誤報-3
燐に連れられて来た場所は収録現場に指示を送る副調整室であった。
「さ、捜査を始めるよ」燐は気合いを入れるように顔をパンパンっと叩いて気合いを入れる。
「頑張れぇ~」長四郎は気だるそうに燐を応援する。
「あんたも頑張るのよ!」
燐は長四郎の尻をひっ叩いて、喝を入れる。
副調整室の端に固まってひそひそと話し込むスタッフの元へ近づいて行く燐と付き添いの長四郎。
「あのぉ~ すいません」燐が番組スタッフの一人に声をかけた。
「はい、なんでしょう?」
「この番組の責任者にお話を聞きたいな。なんて」
燐は愛想笑いを浮かべながら用件を伝えると、番組スタッフに指示を出す男に声をかけ燐と話す機会を設けてくれた。
「私、この番組のプロデューサーを努めております泉谷と申します」
泉谷は燐と長四郎自身の名刺を渡して「で、お話をお聞きしたいとのことですよね?」と本題を切り出す。
「はい。単刀直入に聞きます。被害者の方を恨んでいるといった方は居ましたか?」
燐はずけずけとドストレートな質問をぶつけた。横でそれを聞いていた長四郎は心の中で拍手をする。
「やっぱり、ネットニュースの件ですか・・・・・・」と泉谷は下を向いてから続きを話し出した。

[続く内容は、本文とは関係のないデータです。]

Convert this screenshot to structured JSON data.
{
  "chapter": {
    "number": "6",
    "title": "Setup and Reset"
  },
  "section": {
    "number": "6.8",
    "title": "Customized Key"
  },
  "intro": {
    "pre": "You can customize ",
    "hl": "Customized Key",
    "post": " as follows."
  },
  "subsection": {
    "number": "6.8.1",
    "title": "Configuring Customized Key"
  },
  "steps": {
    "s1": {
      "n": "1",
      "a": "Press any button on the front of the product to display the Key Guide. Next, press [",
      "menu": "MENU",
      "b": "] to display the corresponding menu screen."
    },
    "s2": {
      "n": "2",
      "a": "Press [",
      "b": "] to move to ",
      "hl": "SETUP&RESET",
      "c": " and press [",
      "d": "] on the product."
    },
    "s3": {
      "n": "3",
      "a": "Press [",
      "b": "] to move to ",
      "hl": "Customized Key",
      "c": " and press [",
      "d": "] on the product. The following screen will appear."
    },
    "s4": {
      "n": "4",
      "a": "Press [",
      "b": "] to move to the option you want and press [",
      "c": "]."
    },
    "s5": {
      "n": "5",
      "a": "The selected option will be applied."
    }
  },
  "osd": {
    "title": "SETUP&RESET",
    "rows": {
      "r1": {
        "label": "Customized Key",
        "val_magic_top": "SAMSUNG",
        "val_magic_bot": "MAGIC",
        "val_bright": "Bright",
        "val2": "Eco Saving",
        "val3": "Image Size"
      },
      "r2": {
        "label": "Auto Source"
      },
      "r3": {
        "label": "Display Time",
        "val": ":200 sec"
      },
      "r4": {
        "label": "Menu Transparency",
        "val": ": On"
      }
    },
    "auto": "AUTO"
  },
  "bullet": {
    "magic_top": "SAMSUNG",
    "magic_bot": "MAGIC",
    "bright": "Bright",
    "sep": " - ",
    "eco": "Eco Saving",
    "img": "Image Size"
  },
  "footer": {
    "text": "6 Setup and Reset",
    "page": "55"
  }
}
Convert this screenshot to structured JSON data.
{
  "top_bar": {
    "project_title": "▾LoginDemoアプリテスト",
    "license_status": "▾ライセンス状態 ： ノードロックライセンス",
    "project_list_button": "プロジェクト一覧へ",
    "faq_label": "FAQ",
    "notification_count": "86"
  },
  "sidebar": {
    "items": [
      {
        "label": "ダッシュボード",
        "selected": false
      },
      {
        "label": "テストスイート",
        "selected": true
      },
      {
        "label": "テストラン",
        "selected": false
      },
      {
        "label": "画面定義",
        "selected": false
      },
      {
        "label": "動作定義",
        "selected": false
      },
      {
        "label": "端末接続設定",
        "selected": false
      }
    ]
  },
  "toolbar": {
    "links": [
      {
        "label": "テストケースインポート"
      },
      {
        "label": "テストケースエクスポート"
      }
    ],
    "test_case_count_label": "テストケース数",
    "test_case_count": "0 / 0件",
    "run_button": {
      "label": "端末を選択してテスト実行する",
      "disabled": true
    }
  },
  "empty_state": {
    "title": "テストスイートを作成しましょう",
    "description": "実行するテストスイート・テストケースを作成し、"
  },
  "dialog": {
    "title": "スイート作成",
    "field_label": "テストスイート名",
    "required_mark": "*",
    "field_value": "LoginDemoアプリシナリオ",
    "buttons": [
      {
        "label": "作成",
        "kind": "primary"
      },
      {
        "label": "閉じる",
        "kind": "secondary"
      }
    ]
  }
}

「あれ? 本当何ですか?」長四郎はゴシップネタ大好きみたいな顔で質問した。
「ちょっと!」燐が窘めると「本当です」と重苦しく泉谷が答えた。
「本当だってよ」何故か、嬉しそうな長四郎は肩を揺らしながら燐に告げる。
「何、嬉しそうにしてんのよ!」長四郎の後頭部をスパンっと叩く燐。
「あなた達、本当に刑事さんなんですか?」
泉谷はこんなふざけたやり取りをする長四郎と燐を見て、素直に思った事を聞いた。
「よく聞いてくれました! 私たちは刑事ではありません!! 私たちいや私は数々の事件を解決してきた名探偵の羅猛燐ですっ!!! どうです? ドラマ化しません?」
鼻をふんふんさせ終いには、自身を売り込む燐の横で呆れかえる長四郎。
「はぁ」
ここで何と返事をすれば良いのが最適解なのか分からない泉谷は困った顔をする。
「こいつの戯言はほっといてください」と前置きし「殺されたプロデューサーさんは世間を騒がすゴシップネタの渦中の人です。謹慎とかの処分になっていなかったんですか?」と長四郎は今、思う一番の疑問を泉谷にした。
「処分はされていないです。が」
「が?」と長四郎はすぐに復唱する。
「彼は休暇を取っていました。これは社に確認して頂ければウラは取れるはずです」
「そうですか。では、次に」と続けようとする長四郎に「待ってください」と泉谷のストップがかかった。
「何です?」
「探偵さんが事件の捜査をして良いんですか?」泉谷はごく当たり前な質問をした。
「う~ん。成り行き上、捜査しなきゃいけないんですよ。多分・・・・・・」
長四郎は察してみたいな顔で隣に座る燐を見る。泉谷も分かったようで、長四郎に同情する。
「それで、あのキャリーケースはいつ入荷されたんですか?」
「あれは、いつだったかな? ごめんなさい。調べたらお教えします」
「ありがとうございます」長四郎はお辞儀をして礼を述べる。
「では、最後に一つだけ」長四郎は人差し指を立て「被害者の方を恨んでいる人物に心当たりは?」と尋ねる。
「正直言って、多すぎて。何とも・・・・・・」
泉谷はゴシップネタの件で世間から冷たい目を向けられている被害者の事を考えると、容疑者を絞るのは難しい。長四郎はこれ以上、泉谷から聞ける事は無いと判断し礼を告げそそくさとその場を後にした。